Gli italiani non combatteranno
Il 24 aprile 1849 giunse a Roma da Marsiglia una spedizione francese forte di diecimila uomini, sedici pezzi d’artiglieria da campagna, sei d’assedio, dieci navi. La guidava il generale Oudinot. L’inviato francese, il colonnello Leblanc, incontrò subito Mazzini, Aurelio Saffi e Carlo Armellini, il Triumvirato voluto dall’Assemblea Costituente, e comunicò loro apertamente il loro scopo: la restaurazione papale. Leblanc disse a Mazzini: “Les Italiens ne se battent pas” cioè “Gli italiani non combatteranno”. E invece…
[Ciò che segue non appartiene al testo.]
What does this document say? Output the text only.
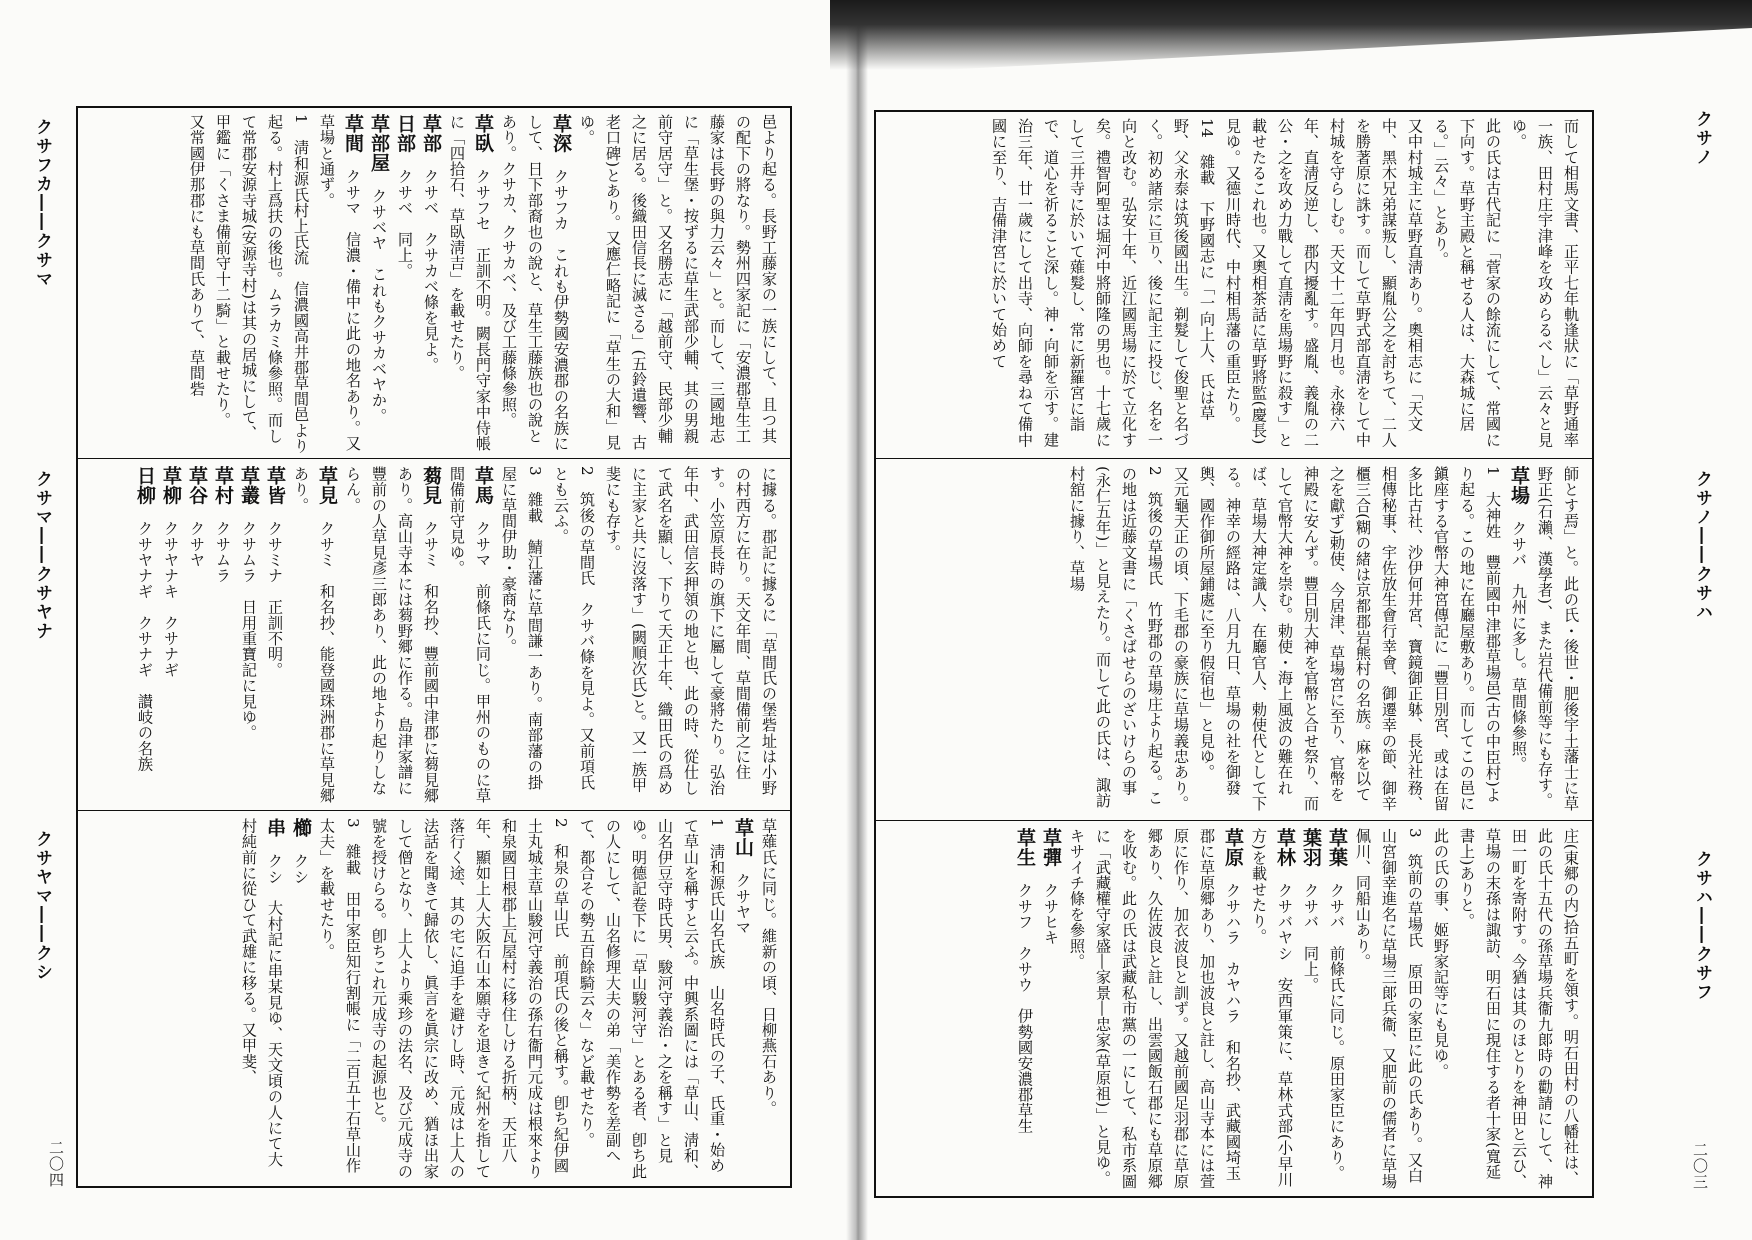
クサフカ――クサマ
クサマ――クサヤナ
クサヤマ――クシ
二〇四

邑より起る。長野工藤家の一族にして、且つ其の配下の將なり。勢州四家記に「安濃郡草生工藤家は長野の與力云々」と。而して、三國地志に「草生堡・按ずるに草生武部少輔、其の男親前守居守」と。又名勝志に「越前守、民部少輔之に居る。後織田信長に滅さる」(五鈴遺響、古老口碑)とあり。又應仁略記に「草生の大和」見ゆ。

草深　クサフカ　これも伊勢國安濃郡の名族にして、日下部裔也の說と、草生工藤族也の說とあり。クサカ、クサカベ、及び工藤條參照。

草臥　クサフセ　正訓不明。闕長門守家中侍帳に「四拾石、草臥淸吉」を載せたり。

草部　クサベ　クサカベ條を見よ。

日部　クサベ　同上。

草部屋　クサベヤ　これもクサカベヤか。

草間　クサマ　信濃・備中に此の地名あり。又草場と通ず。

1　淸和源氏村上氏流　信濃國高井郡草間邑より起る。村上爲扶の後也。ムラカミ條參照。而して常郡安源寺城(安源寺村)は其の居城にして、甲鑑に「くさま備前守十二騎」と載せたり。

又常國伊那郡にも草間氏ありて、草間砦

に據る。郡記に據るに「草間氏の堡砦址は小野の村西方に在り。天文年間、草間備前之に住す。小笠原長時の旗下に屬して豪將たり。弘治年中、武田信玄押領の地と也、此の時、從仕して武名を顯し、下りて天正十年、織田氏の爲めに主家と共に沒落す」(闕順次氏)と。又一族甲斐にも存す。

2　筑後の草間氏　クサバ條を見よ。又前項氏とも云ふ。

3　雜載　鯖江藩に草間謙一あり。南部藩の掛屋に草間伊助・豪商なり。

草馬　クサマ　前條氏に同じ。甲州のものに草間備前守見ゆ。

蒭見　クサミ　和名抄、豐前國中津郡に蒭見郷あり。高山寺本には蒭野郷に作る。島津家譜に豐前の人草見彥三郎あり、此の地より起りしならん。

草見　クサミ　和名抄、能登國珠洲郡に草見郷あり。

草皆　クサミナ　正訓不明。

草叢　クサムラ　日用重寶記に見ゆ。

草村　クサムラ

草谷　クサヤ

草柳　クサヤナキ　クサナギ

日柳　クサヤナギ　クサナギ　讃岐の名族

草薙氏に同じ。維新の頃、日柳燕石あり。

草山　クサヤマ

1　淸和源氏山名氏族　山名時氏の子、氏重・始めて草山を稱すと云ふ。中興系圖には「草山、淸和、山名伊豆守時氏男、駿河守義治・之を稱す」と見ゆ。明德記卷下に「草山駿河守」とある者、卽ち此の人にして、山名修理大夫の弟「美作勢を差副へて、都合その勢五百餘騎云々」など載せたり。

2　和泉の草山氏　前項氏の後と稱す。卽ち紀伊國土丸城主草山駿河守義治の孫右衞門元成は根來より和泉國日根郡上瓦屋村に移住しける折柄、天正八年、顯如上人大阪石山本願寺を退きて紀州を指して落行く途、其の宅に追手を避けし時、元成は上人の法話を聞きて歸依し、眞言を眞宗に改め、猶ほ出家して僧となり、上人より乘珍の法名、及び元成寺の號を授けらる。卽ちこれ元成寺の起源也と。

3　雜載　田中家臣知行割帳に「二百五十石草山作太夫」を載せたり。

櫛　クシ

串　クシ　大村記に串某見ゆ、天文頃の人にて大村純前に從ひて武雄に移る。又甲斐、

クサノ
クサノ――クサハ
クサハ――クサフ
二〇三

而して相馬文書、正平七年軌逢狀に「草野通率一族、田村庄宇津峰を攻めらるべし」云々と見ゆ。

此の氏は古代記に「菅家の餘流にして、常國に下向す。草野主殿と稱せる人は、大森城に居る。」云々」とあり。

又中村城主に草野直淸あり。奧相志に「天文中、黑木兄弟謀叛し、顯胤公之を討ちて、二人を勝著原に誅す。而して草野式部直淸をして中村城を守らしむ。天文十二年四月也。永祿六年、直淸反逆し、郡内擾亂す。盛胤、義胤の二公・之を攻め力戰して直淸を馬場野に殺す」と載せたるこれ也。又奧相茶話に草野將監(慶長)見ゆ。又德川時代、中村相馬藩の重臣たり。

14　雜載　下野國志に「一向上人、氏は草野、父永泰は筑後國出生。剃髮して俊聖と名づく。初め諸宗に亘り、後に記主に投じ、名を一向と改む。弘安十年、近江國馬場に於て立化す矣。禮智阿聖は堀河中將師隆の男也。十七歲にして三井寺に於いて薙髮し、常に新羅宮に詣で、道心を祈ること深し。神・向師を示す。建治三年、廿一歲にして出寺、向師を尋ねて備中國に至り、吉備津宮に於いて始めて

師とす焉」と。此の氏・後世・肥後宇土藩士に草野正(石瀨、漢學者)、また岩代備前等にも存す。

草場　クサバ　九州に多し。草間條參照。

1　大神姓　豐前國中津郡草場邑(古の中臣村)より起る。この地に在廳屋敷あり。而してこの邑に鎭座する官幣大神宮傳記に「豐日別宮、或は在留多比古社、沙伊何井宮、寶鏡御正躰、長光社務、相傳秘事、宇佐放生會行幸會、御遷幸の節、御辛櫃三合(糊の緒は京都郡岩熊村の名族。麻を以て之を獻ず)勅使、今居津、草場宮に至り、官幣を神殿に安んず。豐日別大神を官幣と合せ祭り、而して官幣大神を崇む。勅使・海上風波の難在れば、草場大神定識人、在廳官人、勅使代として下る。神幸の經路は、八月九日、草場の社を御發輿、國作御所屋鋪處に至り假宿也」と見ゆ。

又元龜天正の頃、下毛郡の豪族に草場義忠あり。

2　筑後の草場氏　竹野郡の草場庄より起る。この地は近藤文書に「くさばせらのざいけらの事(永仁五年)」と見えたり。而して此の氏は、諏訪村舘に據り、草場

庄(東郷の内)拾五町を領す。明石田村の八幡社は、此の氏十五代の孫草場兵衞九郞時の勸請にして、神田一町を寄附す。今猶は其のほとりを神田と云ひ、草場の末孫は諏訪、明石田に現住する者十家(寬延書上)ありと。

此の氏の事、姬野家記等にも見ゆ。

3　筑前の草場氏　原田の家臣に此の氏あり。又白山宮御幸進名に草場三郞兵衞、又肥前の儒者に草場佩川、同船山あり。

草葉　クサバ　前條氏に同じ。原田家臣にあり。

葉羽　クサバ　同上。

草林　クサバヤシ　安西軍策に、草林式部(小早川方)を載せたり。

草原　クサハラ　カヤハラ　和名抄、武藏國埼玉郡に草原郷あり、加也波良と註し、高山寺本には萱原に作り、加衣波良と訓ず。又越前國足羽郡に草原郷あり、久佐波良と註し、出雲國飯石郡にも草原郷を收む。此の氏は武藏私市黨の一にして、私市系圖に「武藏權守家盛―家景―忠家(草原祖)」と見ゆ。キサイチ條を參照。

草彈　クサヒキ

草生　クサフ　クサウ　伊勢國安濃郡草生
Il nemico, diviso in due brigate, quelle dei generali Moliere e Lavaillant, marciò su Roma il 30 di quel mese, con un piano semplice: con una colonna doveva assalire Porta Cavalleggeri e con l’altra Porta Angelica per poi ricongiungersi nella Piazza di San Pietro. La sua certezza era la convinzione che gli italiani non si sarebbero battuti. Tanta era guastata l’immagine del nostro popolo, tanto vituperate le sue qualità, che la Francia riteneva impossibile che la Repubblica Romana fosse difesa valorosamente. Sentendo le campane, i francesi pensarono che il popolo li stesse accogliendo in festa, poi le loro fila furono sconvolte da colpi sparati dalla batteria di Santa Marta, sulle mura gianicolensi e iniziarono a capire che il loro giudizio sugli italiani era errato.
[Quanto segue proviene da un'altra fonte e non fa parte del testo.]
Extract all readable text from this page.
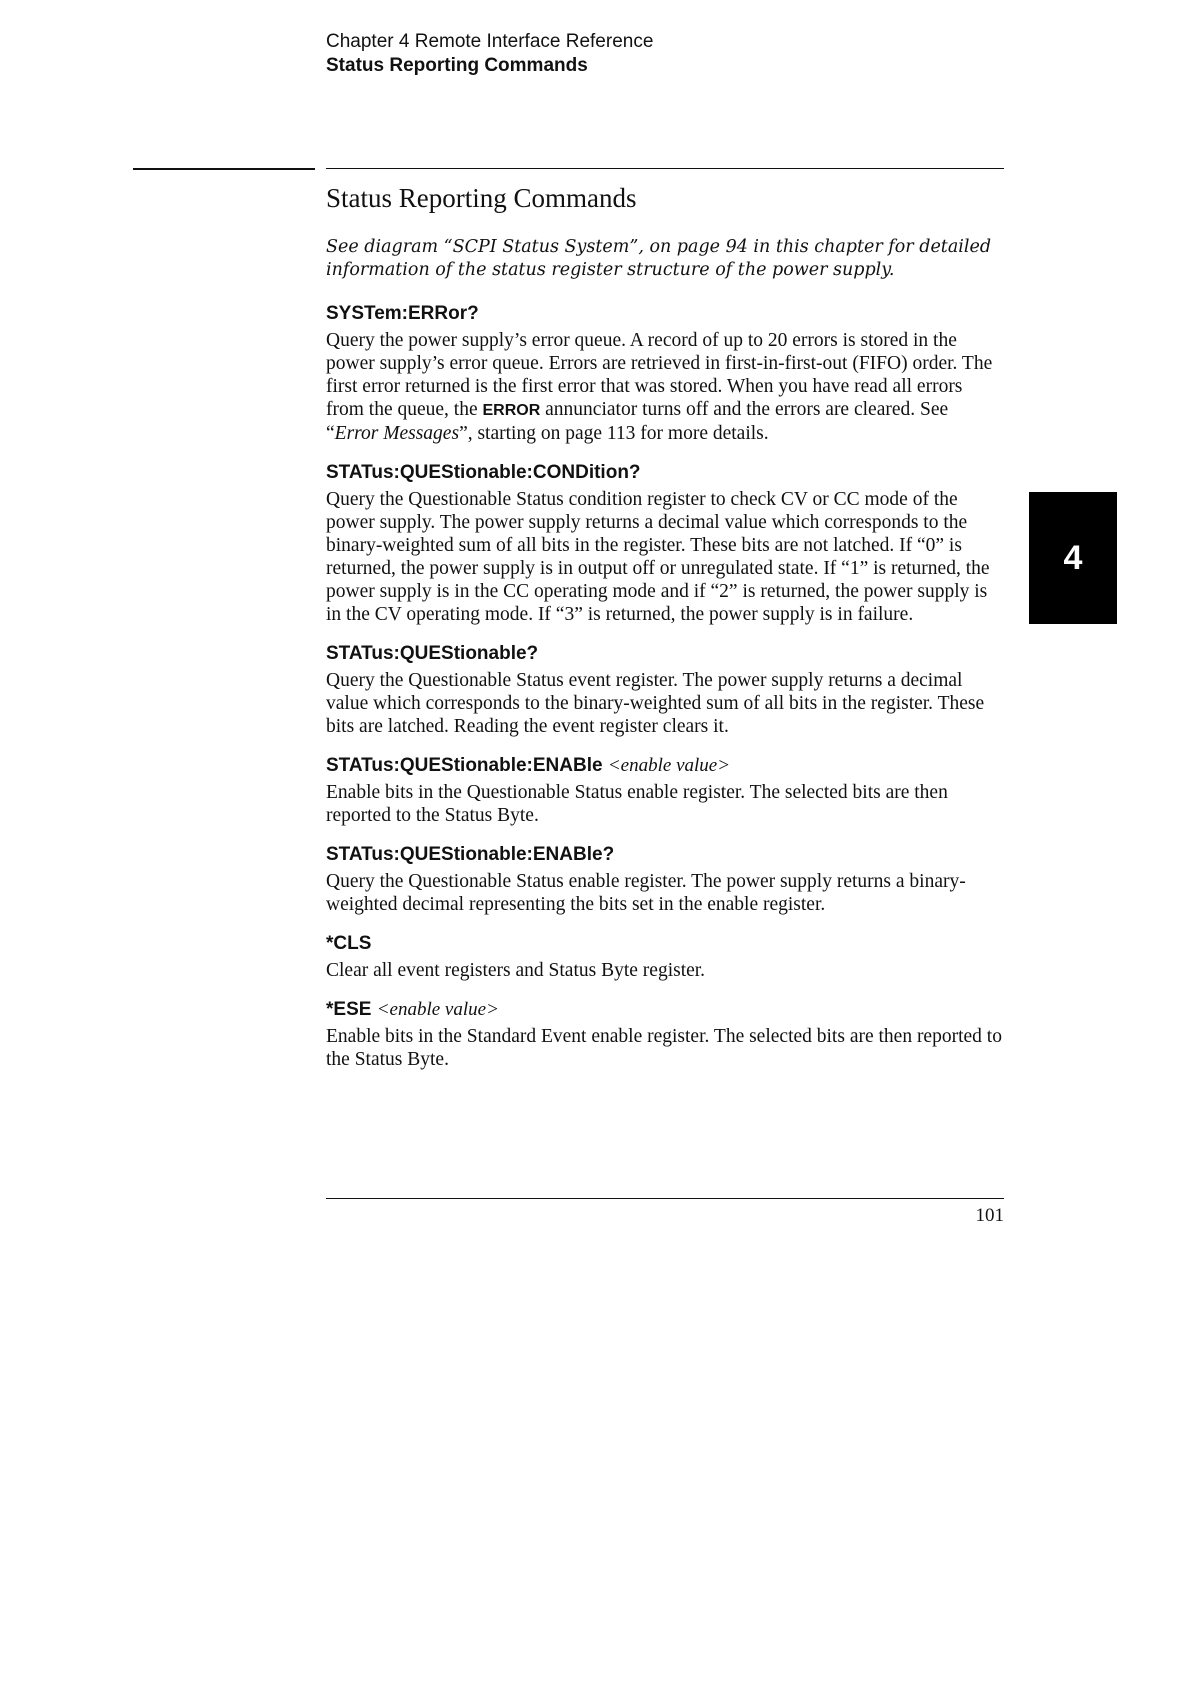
Chapter 4 Remote Interface Reference
Status Reporting Commands
Status Reporting Commands

See diagram “SCPI Status System”, on page 94 in this chapter for detailed information of the status register structure of the power supply.

SYSTem:ERRor?

Query the power supply’s error queue. A record of up to 20 errors is stored in the power supply’s error queue. Errors are retrieved in first-in-first-out (FIFO) order. The first error returned is the first error that was stored. When you have read all errors from the queue, the ERROR annunciator turns off and the errors are cleared. See “Error Messages”, starting on page 113 for more details.

STATus:QUEStionable:CONDition?

Query the Questionable Status condition register to check CV or CC mode of the power supply. The power supply returns a decimal value which corresponds to the binary-weighted sum of all bits in the register. These bits are not latched. If “0” is returned, the power supply is in output off or unregulated state. If “1” is returned, the power supply is in the CC operating mode and if “2” is returned, the power supply is in the CV operating mode. If “3” is returned, the power supply is in failure.

STATus:QUEStionable?

Query the Questionable Status event register. The power supply returns a decimal value which corresponds to the binary-weighted sum of all bits in the register. These bits are latched. Reading the event register clears it.

STATus:QUEStionable:ENABle <enable value>

Enable bits in the Questionable Status enable register. The selected bits are then reported to the Status Byte.

STATus:QUEStionable:ENABle?

Query the Questionable Status enable register. The power supply returns a binary-weighted decimal representing the bits set in the enable register.

*CLS

Clear all event registers and Status Byte register.

*ESE <enable value>

Enable bits in the Standard Event enable register. The selected bits are then reported to the Status Byte.

4
101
Il Triumvirato aveva decretato di respingere la forza con la forza nonostante l’esercito francese fosse tra i primi al mondo per preparazione ed esperienza sul campo. I francesi tentarono di scalare le mura di Porta Angelica ma furono respinti. A Porta Cavalleggeri il fuoco dei difensori fu arcigno. Garibaldi guidò i repubblicani per cogliere alle spalle i reparti nemici qui ammassati. Comandò la Prima Brigata, la Legione, un battaglione di reduci, un battaglione “tiragliatori” universitari, un battaglione finanzieri ed una legione di emigrati, in tutto duemilasettecento uomini. Alle loro spalle avevano le mura Aureliane e il Gianicolo, di fronte Villa Corsini, detta Casino de’ Quattro Venti, il Convento di San Pancrazio e, più giù, Villa Pamphili, alla cui sinistra era Villa Giraud detta Villa del Vascello. Erano armati alla meno peggio, con munizioni e spade fabbricate durante la notte da stagnari e squadre di donne.
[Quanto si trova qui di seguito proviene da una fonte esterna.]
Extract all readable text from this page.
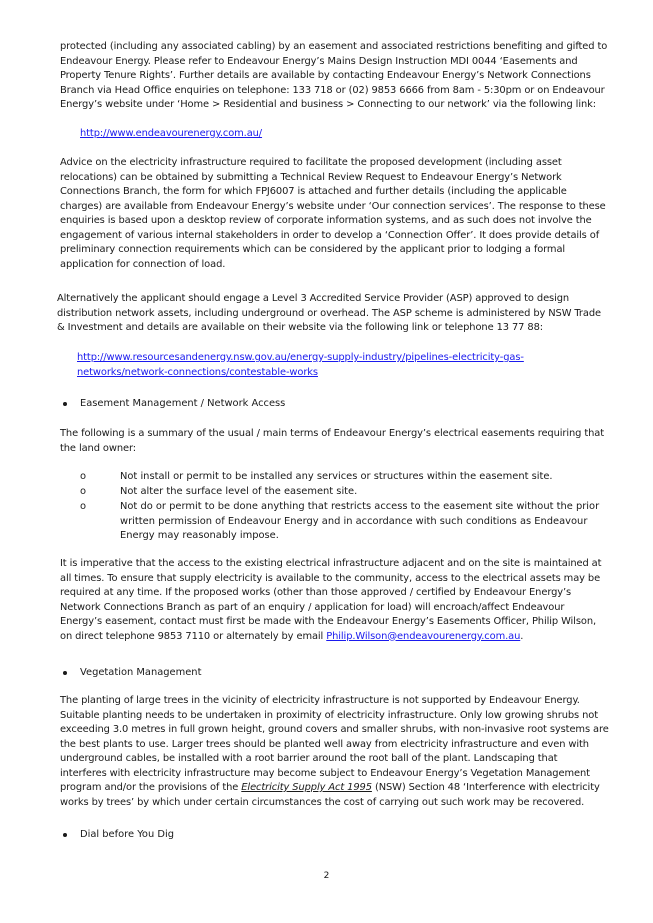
protected (including any associated cabling) by an easement and associated restrictions benefiting and gifted to
Endeavour Energy. Please refer to Endeavour Energy’s Mains Design Instruction MDI 0044 ‘Easements and
Property Tenure Rights’. Further details are available by contacting Endeavour Energy’s Network Connections
Branch via Head Office enquiries on telephone: 133 718 or (02) 9853 6666 from 8am - 5:30pm or on Endeavour
Energy’s website under ‘Home > Residential and business > Connecting to our network’ via the following link:
http://www.endeavourenergy.com.au/
Advice on the electricity infrastructure required to facilitate the proposed development (including asset
relocations) can be obtained by submitting a Technical Review Request to Endeavour Energy’s Network
Connections Branch, the form for which FPJ6007 is attached and further details (including the applicable
charges) are available from Endeavour Energy’s website under ‘Our connection services’. The response to these
enquiries is based upon a desktop review of corporate information systems, and as such does not involve the
engagement of various internal stakeholders in order to develop a ‘Connection Offer’. It does provide details of
preliminary connection requirements which can be considered by the applicant prior to lodging a formal
application for connection of load.
Alternatively the applicant should engage a Level 3 Accredited Service Provider (ASP) approved to design
distribution network assets, including underground or overhead. The ASP scheme is administered by NSW Trade
& Investment and details are available on their website via the following link or telephone 13 77 88:
http://www.resourcesandenergy.nsw.gov.au/energy-supply-industry/pipelines-electricity-gas-
networks/network-connections/contestable-works
Easement Management / Network Access
The following is a summary of the usual / main terms of Endeavour Energy’s electrical easements requiring that
the land owner:
o	Not install or permit to be installed any services or structures within the easement site.
o	Not alter the surface level of the easement site.
o	Not do or permit to be done anything that restricts access to the easement site without the prior
written permission of Endeavour Energy and in accordance with such conditions as Endeavour
Energy may reasonably impose.
It is imperative that the access to the existing electrical infrastructure adjacent and on the site is maintained at
all times. To ensure that supply electricity is available to the community, access to the electrical assets may be
required at any time. If the proposed works (other than those approved / certified by Endeavour Energy’s
Network Connections Branch as part of an enquiry / application for load) will encroach/affect Endeavour
Energy’s easement, contact must first be made with the Endeavour Energy’s Easements Officer, Philip Wilson,
on direct telephone 9853 7110 or alternately by email Philip.Wilson@endeavourenergy.com.au.
Vegetation Management
The planting of large trees in the vicinity of electricity infrastructure is not supported by Endeavour Energy.
Suitable planting needs to be undertaken in proximity of electricity infrastructure. Only low growing shrubs not
exceeding 3.0 metres in full grown height, ground covers and smaller shrubs, with non-invasive root systems are
the best plants to use. Larger trees should be planted well away from electricity infrastructure and even with
underground cables, be installed with a root barrier around the root ball of the plant. Landscaping that
interferes with electricity infrastructure may become subject to Endeavour Energy’s Vegetation Management
program and/or the provisions of the Electricity Supply Act 1995 (NSW) Section 48 ‘Interference with electricity
works by trees’ by which under certain circumstances the cost of carrying out such work may be recovered.
Dial before You Dig
2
Villa Pamphili era difesa dagli universitari e quando questi cedettero, Garibaldi raccolse la sua Legione e la guidò in un assalto alla baionetta che travolse il nemico, prendendo Villa Corsini, poi la Pamphili. La battaglia fu feroce, senza esclusione di colpi. Settanta proiettili caddero sulla Basilica di San Pietro, una granata colpì le logge di Raffaello, quattro il tetto della Cappella Sistina. Rimpolpò gli italiani la Seconda Brigata del colonnello Bartolomeo Galletti. Si vide Garibaldi col suo cavallo bianco e il poncho, portarsi alla testa delle truppe e guidarle a rompere la linea del nemico. Cadde Alessandro Montaldi, il capitano della Legione, colpito in petto e poi trafitto da diciannove colpi di baionetta. Bixio lottò fino a spezzare la sua sciabola, fece prigioniero il maggiore Picard trascinandolo per i capelli. Tra chi combatté ci fu anche il sacerdote Ugo Bassi che fu fatto prigioniero. Villa Pamphili finì presa d’assalto, tutta la linea francese si ruppe in precipitosa ritirata verso Castel di Guido. C’era anche Goffredo Mameli, il quale scrisse alla madre: “Dopo molti anni, questo è il primo giorno di gloria per l’Italia”.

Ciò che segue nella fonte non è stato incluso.